Os eventos que compõem cada história estão remotamente relacionados e resultam muito bem em cinema pela explosão de cores e cenários que apresentam, numa imagem bem conseguida que nos transporta do sublime ao ridículo e nos prende durante todo o tempo.
O elenco é liderado por Tom Hanks e Halle Berry, coadjuvado por outros atores de primeira grandeza e por um número significativo de bandas britânicas da época que corporizam personagens que ao longo de cada segmento do filme enfatizam o tema da reencarnação e a repetição dos ciclos de vida com uma finalidade comum em cada época em que são retratados.
Não é um filme que se possa contar, ou onde se possa destacar um resumo lógico, porque a interpretação de cada imagem é propriedade de quem a vê, mas no seu todo, mostra ação, romance, investigação filosófica, cenas ridículas com sotaques tolos que macaqueiam personalidades burlescas em atitudes reais, numa vertigem sequencial que pretende confundir o espectador até o levar com ele embora sem saber bem porquê.

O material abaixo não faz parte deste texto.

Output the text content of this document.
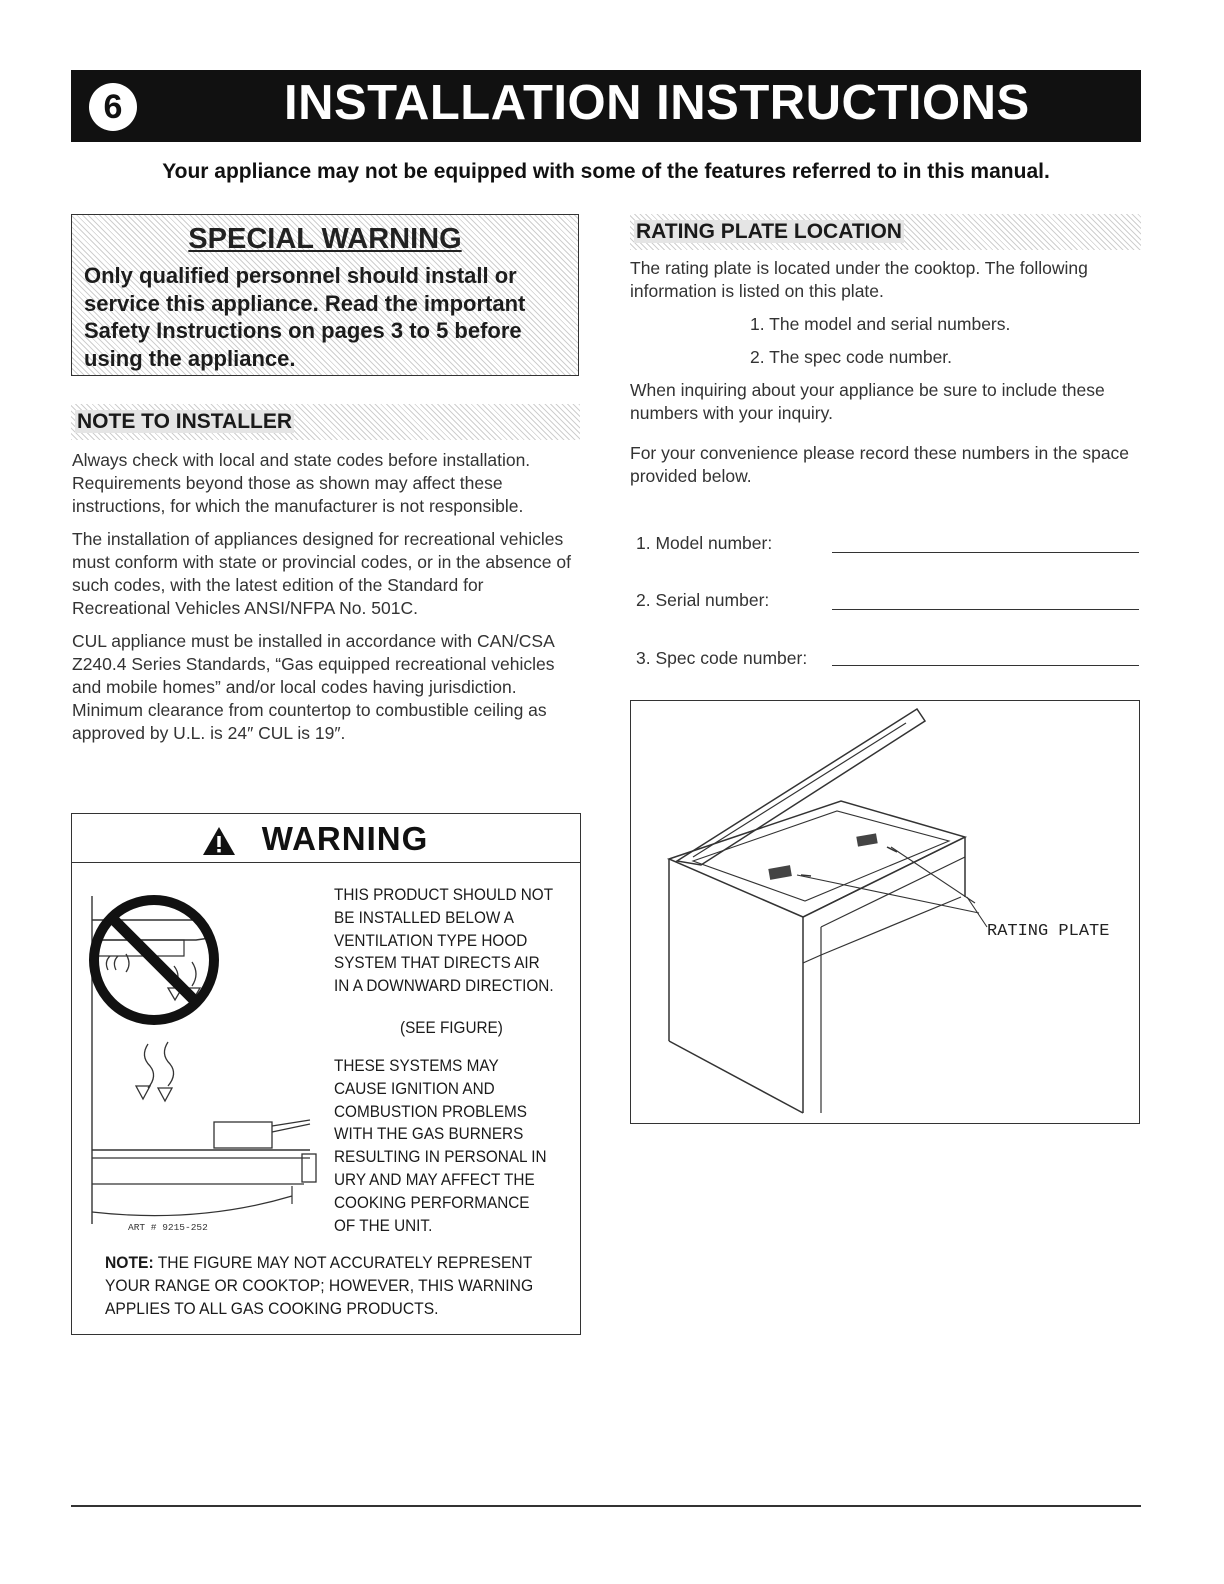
6	INSTALLATION INSTRUCTIONS
Your appliance may not be equipped with some of the features referred to in this manual.
SPECIAL WARNING
Only qualified personnel should install or service this appliance. Read the important Safety Instructions on pages 3 to 5 before using the appliance.
NOTE TO INSTALLER

Always check with local and state codes before installation. Requirements beyond those as shown may affect these instructions, for which the manufacturer is not responsible.

The installation of appliances designed for recreational vehicles must conform with state or provincial codes, or in the absence of such codes, with the latest edition of the Standard for Recreational Vehicles ANSI/NFPA No. 501C.

CUL appliance must be installed in accordance with CAN/CSA Z240.4 Series Standards, “Gas equipped recreational vehicles and mobile homes” and/or local codes having jurisdiction. Minimum clearance from countertop to combustible ceiling as approved by U.L. is 24″ CUL is 19″.

WARNING
ART # 9215-252
THIS PRODUCT SHOULD NOT BE INSTALLED BELOW A VENTILATION TYPE HOOD SYSTEM THAT DIRECTS AIR IN A DOWNWARD DIRECTION.
(SEE FIGURE)
THESE SYSTEMS MAY CAUSE IGNITION AND COMBUSTION PROBLEMS WITH THE GAS BURNERS RESULTING IN PERSONAL IN URY AND MAY AFFECT THE COOKING PERFORMANCE OF THE UNIT.
NOTE: THE FIGURE MAY NOT ACCURATELY REPRESENT YOUR RANGE OR COOKTOP; HOWEVER, THIS WARNING APPLIES TO ALL GAS COOKING PRODUCTS.
RATING PLATE LOCATION
The rating plate is located under the cooktop. The following information is listed on this plate.
1. The model and serial numbers.
2. The spec code number.
When inquiring about your appliance be sure to include these numbers with your inquiry.
For your convenience please record these numbers in the space provided below.
1. Model number:
2. Serial number:
3. Spec code number:
RATING PLATE
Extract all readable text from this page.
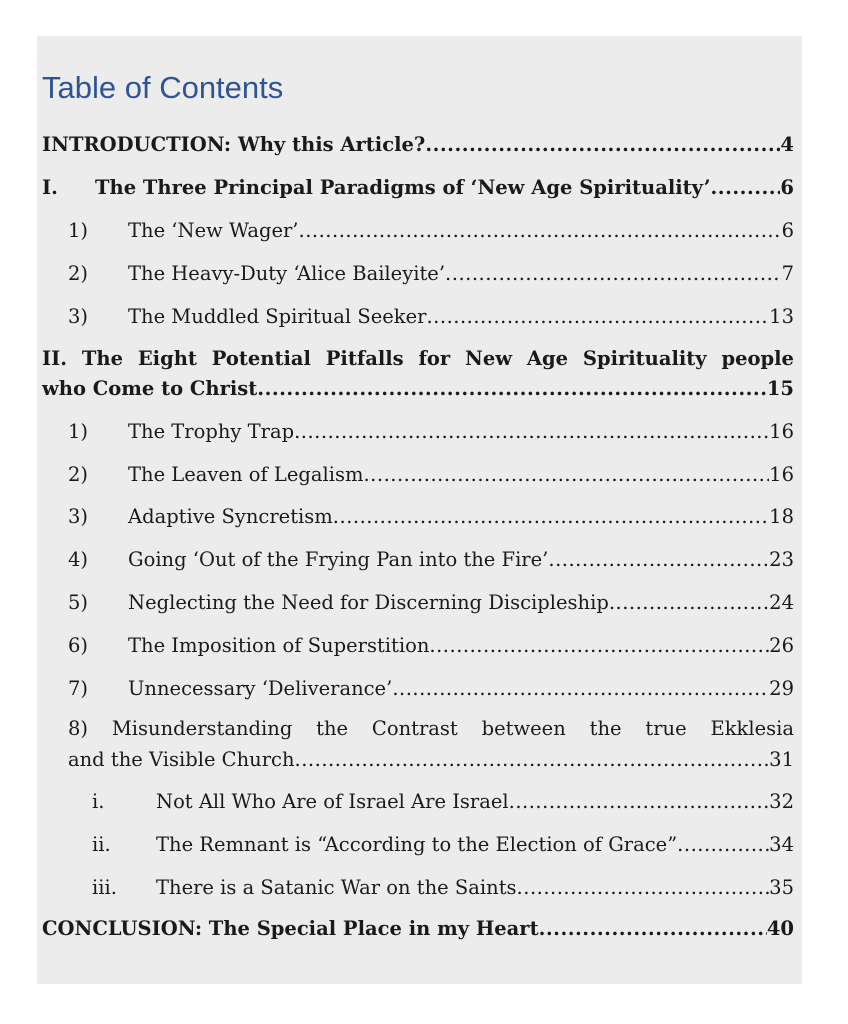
Table of Contents
INTRODUCTION: Why this Article? .....	4
I.	The Three Principal Paradigms of ‘New Age Spirituality’ .....	6
1)	The ‘New Wager’ .....	6
2)	The Heavy-Duty ‘Alice Baileyite’ .....	7
3)	The Muddled Spiritual Seeker .....	13
II. The Eight Potential Pitfalls for New Age Spirituality people
who Come to Christ .....	15
1)	The Trophy Trap .....	16
2)	The Leaven of Legalism .....	16
3)	Adaptive Syncretism .....	18
4)	Going ‘Out of the Frying Pan into the Fire’ .....	23
5)	Neglecting the Need for Discerning Discipleship .....	24
6)	The Imposition of Superstition .....	26
7)	Unnecessary ‘Deliverance’ .....	29
8) Misunderstanding the Contrast between the true Ekklesia
and the Visible Church .....	31
i.	Not All Who Are of Israel Are Israel .....	32
ii.	The Remnant is “According to the Election of Grace” .....	34
iii.	There is a Satanic War on the Saints .....	35
CONCLUSION: The Special Place in my Heart .....	40
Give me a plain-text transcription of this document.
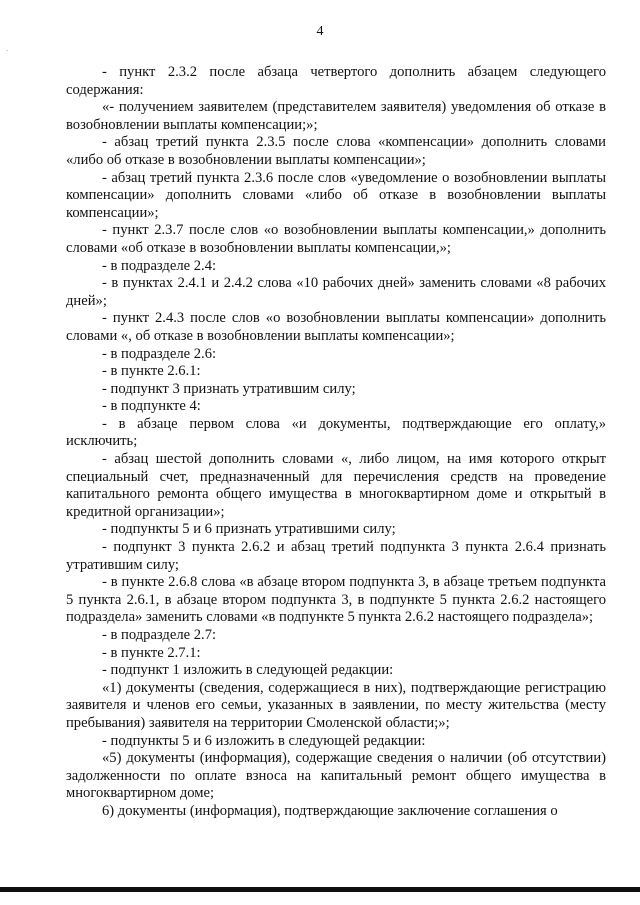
-
4

- пункт 2.3.2 после абзаца четвертого дополнить абзацем следующего содержания:

«- получением заявителем (представителем заявителя) уведомления об отказе в возобновлении выплаты компенсации;»;

- абзац третий пункта 2.3.5 после слова «компенсации» дополнить словами «либо об отказе в возобновлении выплаты компенсации»;

- абзац третий пункта 2.3.6 после слов «уведомление о возобновлении выплаты компенсации» дополнить словами «либо об отказе в возобновлении выплаты компенсации»;

- пункт 2.3.7 после слов «о возобновлении выплаты компенсации,» дополнить словами «об отказе в возобновлении выплаты компенсации,»;

- в подразделе 2.4:

- в пунктах 2.4.1 и 2.4.2 слова «10 рабочих дней» заменить словами «8 рабочих дней»;

- пункт 2.4.3 после слов «о возобновлении выплаты компенсации» дополнить словами «, об отказе в возобновлении выплаты компенсации»;

- в подразделе 2.6:

- в пункте 2.6.1:

- подпункт 3 признать утратившим силу;

- в подпункте 4:

- в абзаце первом слова «и документы, подтверждающие его оплату,» исключить;

- абзац шестой дополнить словами «, либо лицом, на имя которого открыт специальный счет, предназначенный для перечисления средств на проведение капитального ремонта общего имущества в многоквартирном доме и открытый в кредитной организации»;

- подпункты 5 и 6 признать утратившими силу;

- подпункт 3 пункта 2.6.2 и абзац третий подпункта 3 пункта 2.6.4 признать утратившим силу;

- в пункте 2.6.8 слова «в абзаце втором подпункта 3, в абзаце третьем подпункта 5 пункта 2.6.1, в абзаце втором подпункта 3, в подпункте 5 пункта 2.6.2 настоящего подраздела» заменить словами «в подпункте 5 пункта 2.6.2 настоящего подраздела»;

- в подразделе 2.7:

- в пункте 2.7.1:

- подпункт 1 изложить в следующей редакции:

«1) документы (сведения, содержащиеся в них), подтверждающие регистрацию заявителя и членов его семьи, указанных в заявлении, по месту жительства (месту пребывания) заявителя на территории Смоленской области;»;

- подпункты 5 и 6 изложить в следующей редакции:

«5) документы (информация), содержащие сведения о наличии (об отсутствии) задолженности по оплате взноса на капитальный ремонт общего имущества в многоквартирном доме;

6) документы (информация), подтверждающие заключение соглашения о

Pode dizer-se que é um filme indisciplinado e louco, o que todavia não constitui qualquer obstáculo para um filme épico que passa por exemplo, de uma comédia contundente num lar de idosos em Inglaterra para uma corrida de carros voadores na Coreia, ou que apresenta um assassino loiro quase branco, uma histriónica enfermeira de seios enormes segundo o modelo dos Supertramp em Breakfast in América ou o mais improvável maestro nazi.
Há reclamações de que o filme é confuso e em boa verdade não posso deixar de concordar, contudo afirmo não ser pior do que alguns, muitos, episódios da série “Game of Thrones” que tanto sucesso teve e analisando o seu conceito macro percebe-se que cada história, com o seu enredo próprio, consegue ligar-se ao longo dos tempos em que decorre sendo isso o elemento determinante do seu interesse e importância.
Está disponível amanhã, 4 de abril, pelas 21h30’ no canal NOS Stúdio, ou em qualquer altura se tiver possibilidade de “viajar no tempo”, ou então no canal Neteflix. De qualquer modo prometo que não se vai arrepender.